KAIST CS479: Machine Learning for 3D Data
Programming Assignment 3
Instructor: Minhyuk Sung (mhsung [at] kaist.ac.kr)
TA: Seungwoo Yoo (dreamy1534 [at] kaist.ac.kr)
Following the success of Neural Radiance Fields (NeRF) in novel view synthesis using implicit representations, researchers have actively explored adapting similar concepts to other 3D graphics primitives. The most successful among them is Gaussian Splatting (GS), a method based on a point-cloud-like representation known as Gaussian Splats.
Unlike simple 3D points that encode only position, Gaussian Splats store local volumetric information by associating each point with a covariance matrix, modeling a Gaussian distribution in 3D space.
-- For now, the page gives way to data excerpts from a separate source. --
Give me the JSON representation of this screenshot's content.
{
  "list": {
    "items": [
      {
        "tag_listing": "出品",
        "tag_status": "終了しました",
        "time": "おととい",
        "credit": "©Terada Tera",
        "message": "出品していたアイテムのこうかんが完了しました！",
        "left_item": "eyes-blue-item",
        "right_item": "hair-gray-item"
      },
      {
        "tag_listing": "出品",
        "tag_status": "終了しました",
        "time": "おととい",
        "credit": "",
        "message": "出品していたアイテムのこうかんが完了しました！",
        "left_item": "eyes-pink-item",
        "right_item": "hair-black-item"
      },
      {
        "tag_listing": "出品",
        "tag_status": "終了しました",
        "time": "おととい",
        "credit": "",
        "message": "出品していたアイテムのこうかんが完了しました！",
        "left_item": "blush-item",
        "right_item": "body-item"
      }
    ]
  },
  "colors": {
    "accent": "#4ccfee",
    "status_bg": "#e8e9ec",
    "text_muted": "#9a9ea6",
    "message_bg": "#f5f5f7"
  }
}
These splats can be efficiently rendered by projecting and rasterizing them onto an image plane, enabling real-time applications as demonstrated in the paper.
In this assignment, we will explore the core principles of the Gaussian Splat rendering algorithm by implementing its key components. As in our previous assignment on NeRF, we strongly encourage you to review the paper beforehand or while working on this assignment.
Table of Content
To get started, clone this repository first.
git clone --recursive https://github.com/KAIST-Visual-AI-Group/CS479-Assignment-3DGS
We recommend creating a virtual environment using conda
.
To create a conda
environment, issue the following command:
conda create --name cs479-gs python=3.10
This should create a basic environment with Python 3.10 installed.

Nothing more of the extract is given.